Après quatre mois d'atermoiements, le Comité de suivi de l'accord de paix sur le Nord du Mali semble enfin entré dans une phase décisive. Au cours de leur cinquième réunion qui se tient depuis le début de la semaine à Bamako, les différentes parties et la médiation réfléchissent à la mise en place « très prochainement » de patrouilles mixtes pour la sécurisation du Nord.
Cette avancée a été rendue possible par une série de rencontres au cours de la première quinzaine du mois d'octobre entre la Coordination des mouvements de l'Azawad (CMA), une coalition de rebelles majoritairement touaregs, et la Plateforme, qui regroupe des mouvements politico-militaires progouvernementaux. Ce dialogue direct qui s'est tenu à Anefis après des affrontements meurtriers en août, a, de l'avis de nombreux observateurs, insufflé un élan nouveau au processus de paix qui s'enlisait depuis juin dernier.
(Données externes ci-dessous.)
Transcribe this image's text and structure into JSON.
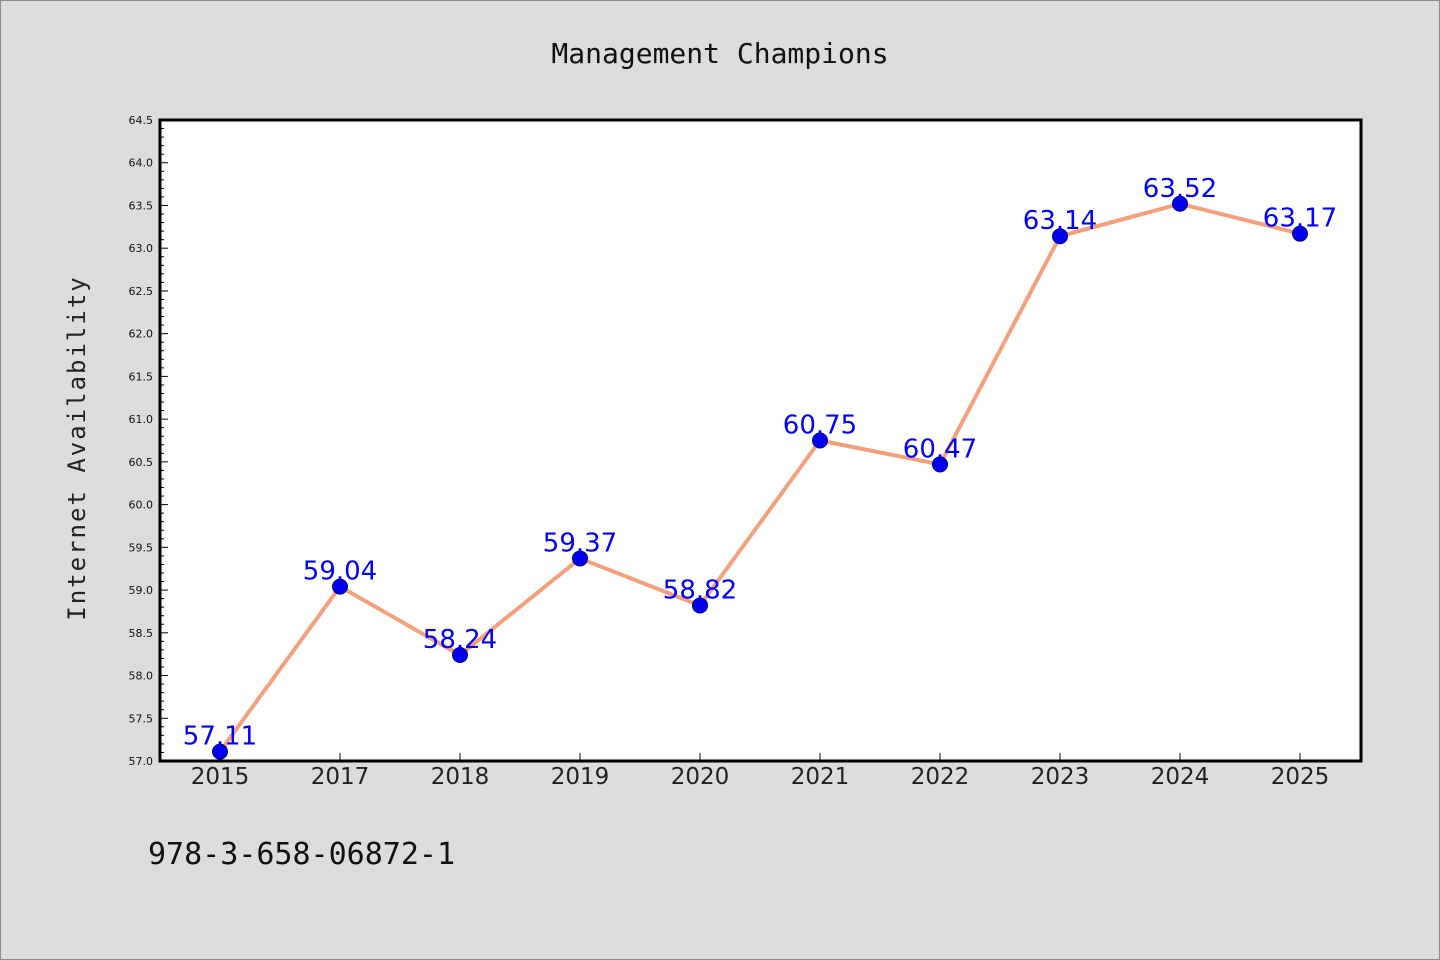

Les patrouilles mixtes que gouvernement, CMA et Plateforme s'efforcent de mettre en place sont prévues par l'Accord de Paix et de Réconciliation au Mali. Elles pourront, non seulement rassurer les populations du septentrion, mais aussi contribuer au renforcement du climat de confiance entre les groupes armés. Le lancement de ces patrouilles facilitera par ailleurs la conduite des opérations menées depuis quelques jours par l'armée malienne contre les terroristes dans le nord et le centre du pays.
« Ces patrouilles sont nécessaires pour le cantonnement et le désarmement des groupes armés en faveur d'une armée nationale reconstituée. Le processus va commencer dans les plus brefs délais », a indiqué à Studio Tamani, l'un des chefs de la Plateforme, Fahad Ag Almahmoud.
Pour lui, le terrain est déjà aplani pour ces patrouilles mixtes. « C'est vraiment un acquis. Il y a réellement la confiance. Ça fait plus de deux semaines que la CMA et la Plateforme roulent main dans la main sur toute l'étendue du territoire, dans les zones qu'elles occupent respectivement. Les hommes en armes de la Plateforme sont à Kidal depuis environ une semaine et vice-versa. Je pense que la confiance est là, Dieu merci on est en train de mettre en place le mécanisme opérationnel de coordination », a-t-il assuré.
« Dormir ensemble, faire le thé ensemble »
Pour le journaliste et écrivain franco-béninois Serge Daniel, un spécialiste du Sahel, il s'agit d'une avancée majeure. « Elle est très importante cette décision-là. C'est important d'abord parce qu'il va y avoir des patrouilles dans le Nord du Mali au sein desquelles on trouvera des forces armées maliennes, des groupes pro-gouvernementaux, des rebelles, accompagnés de la mission de l'ONU. Cela rassure les populations parce qu'il y a tous les protagonistes et cela permet aussi d'assurer la sécurité des biens et des personnes. Et, enfin, cela consolide l'accord de paix », estime Serge Daniel.
« Je pense que c'est l'une des mesures les plus importantes depuis la création du Comité de suivi de l'accord d'Alger. La confiance va s'établir car les groupes armés vont être obligés de dormir ensemble, de faire le thé ensemble, d'aller à la rencontre des populations. Ce rapprochement va permettre aussi d'isoler les jihadistes .C'est une avancée majeure de l'accord de paix », ajoute le journaliste-écrivain.
Alors que le Comité de suivi discutait de la mise en place de ces patrouilles mixtes, la toute nouvelle Commission Vérité-Justice-Réconciliation rencontrait pour la première fois la presse à Bamako.
Les journalistes voulaient surtout entendre la première vice-présidente de la Commission, Nina Wallet Intalou qui représente la CMA. « Un accord a été obtenu. Je pense que cet accord est pour la réconciliation de tous les Maliens, de toute la Nation pour une paix définitive. Et cette paix définitive on ne peut la faire qu'avec les acteurs, en échangeant, en s'acceptant les uns et les autres », a déclaré cette juriste. "Je suis Malienne et je veux qu'il y ait une paix définitive entre tous les fils et les enfants du Mali », a ajouté cette femme politique naguère présentée comme la pasionaria indépendantiste des Touaregs maliens.
Fruit de longs mois de négociations conduites par l'Algérie, l'accord de paix inter-malien a été signé le 15 mai par le gouvernement, puis par la CMA le 20 juin. Il vise à l'établissement d'une paix durable dans le nord du pays, une région qui a connu plusieurs rébellions touaregs depuis l'indépendance, de la France, en 1960.